Before I did this, I was a bit worried that Reboot One would be less effective as a first season than the originals. I'm not as worried now. However there's one last question that's exclusive to Reboot that prompted my worry in the first place.

Did Reboot Season One's new material cause any new problems, like for example jokes about the originals, or retconning a later episode I planned to rewrite.

Early Reboot One does have a few Hunters Again moments, which I insisted that I'd stop doing. The point was to make it so Reboot Season One was the default, a replacement for Original. Having Hunters Again taking the piss out of Hunters is not a good way to do that. I think I start to cut that out after Collective Instinct, so at most 8 episodes suffer from fourth wallness. Top of my head Collective Instinct and Hunters Again are the worst for this. While I like the silliness of Hunters Again, I know it's a problem in the season for this reason. New readers aren't gonna get a lot of the jokes.

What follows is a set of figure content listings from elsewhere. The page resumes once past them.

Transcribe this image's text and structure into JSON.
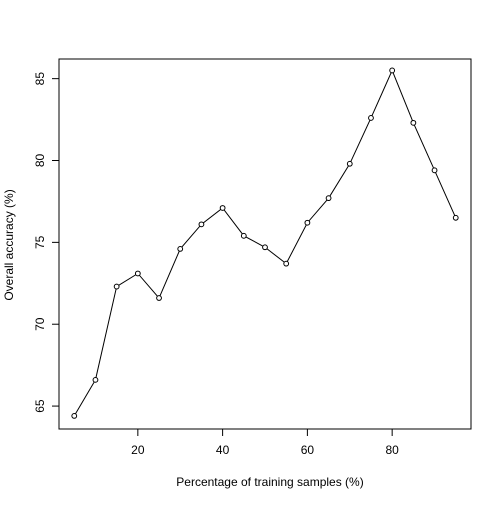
{
  "chart_data": {
    "type": "line",
    "xlabel": "Percentage of training samples (%)",
    "ylabel": "Overall accuracy (%)",
    "xlim": [
      1.4,
      98.6
    ],
    "ylim": [
      63.6,
      86.2
    ],
    "xticks": [
      20,
      40,
      60,
      80
    ],
    "yticks": [
      65,
      70,
      75,
      80,
      85
    ],
    "grid": false,
    "markers": "open-circle",
    "series": [
      {
        "x": [
          5,
          10,
          15,
          20,
          25,
          30,
          35,
          40,
          45,
          50,
          55,
          60,
          65,
          70,
          75,
          80,
          85,
          90,
          95
        ],
        "y": [
          64.4,
          66.6,
          72.3,
          73.1,
          71.6,
          74.6,
          76.1,
          77.1,
          75.4,
          74.7,
          73.7,
          76.2,
          77.7,
          79.8,
          82.6,
          85.5,
          82.3,
          79.4,
          76.5
        ]
      }
    ],
    "colors": {
      "line": "#000000",
      "marker_stroke": "#000000",
      "marker_fill": "#ffffff"
    }
  }
}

As for the retconning, I'm not too sure yet if that's happened. I have admitted that the Re-Reads has reminded me of a lot, so if there is anything, I don't remember it.

Actually, yes there's the Pokémon problem. Season One a few characters had their own. Home Sweet Holodeck and Memories of Fury are the only episodes that have them, and they're not called Pokémon or named, only described. No one's gonna know who Victreebell is (Memories of Fury), then there's the biggies Games Resistance and The Slayers which are gonna leave a lot of ???'s over new readers heads.

Of course there's the writers as well, while thankfully aren't as scene hoggy in Season Two so far, are still around though.

I'm hoping that's it, because both of these points are making me worried and annoyed that I've fallen behind again. It's okay, I did this for a reason. My head is clearer now, and it's alleviated more worries than caused.